Et la Chine ? Joe Biden a révélé le fond de sa pensée dans une allocution le 29 avril : la Chine est un rival et la Russie un ennemi. Nuance. Il est vrai que dans le domaine économique, la Chine est le seul concurrent des Etats-Unis, la Russie n’est qu’une puissance économique moyenne. Mais la Chine est aussi une rivale dans le domaine institutionnel ; Xi Jiping ne manque pas une occasion de souligner les défaillances des démocraties, il vante les mérites de son approche internationale (dite « émergence harmonieuse ») et offre des perspectives de prospérité à de nombreux pays en développement, avec le projet des Routes de la Soie ou encore en Afrique. L’exemple de l’Iran est emblématique : les Etats-Unis contraignent, la Chine achète.

Même l’Union Européenne a fini par le comprendre. Le 13 mars 2019, une communication conjointe de la Commission au Conseil et au Parlement formule l’analyse suivante : la Chine « est un concurrent économique dans la course à la domination technologique et un rival systémique dans la promotion d’autres modèles de gouvernance ».

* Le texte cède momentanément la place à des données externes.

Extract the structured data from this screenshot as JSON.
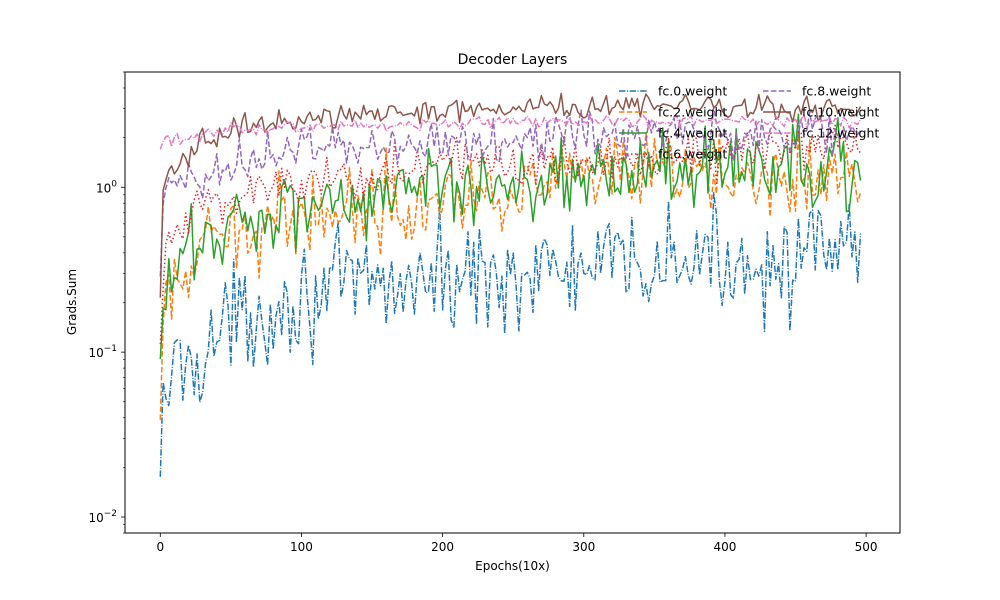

Modèle : voilà où René Girard vient nous aider à comprendre.

Il est possible en effet que les tensions géopolitiques actuelles viennent d’une question de « modèle ». L’article de Victoria Nuland en est l’expression involontaire. La structure de son analyse repose sur la conviction implicite que le modèle de société occidental (démocratie, libertés fondamentales, marché, société ouverte, etc.) reste spontanément « désirable ». Cette conviction imprègne une grande partie des élites américaines. C’est pourquoi Victoria Nuland pense que le simple fait de « présenter » aux jeunes Russes cette société suffirait à en faire des adeptes. Au fond, elle considère que si la Russie n’a pas basculé dans le camp occidental, c’est uniquement parce qu’un autocrate agressif empêche les Russes de tout simplement « prendre connaissance » des bienfaits du modèle américain. C’est oublier la décennie Eltsine, au cours de laquelle ses « conseillers américains » ont littéralement pillé le pays (cf. par exemple par Naomi Klein, la Stratégie du choc, 2007) .

Il est vrai que l’Occident a joué ce rôle du modèle désirable pendant la Guerre Froide, c’était le « rêve américain ». Après la Chute du Mur, il était le modèle d’organisation sociale vers lequel tous les pays ne pouvaient que converger. En langage girardien, l’Occident était à lui-même son propre médiateur.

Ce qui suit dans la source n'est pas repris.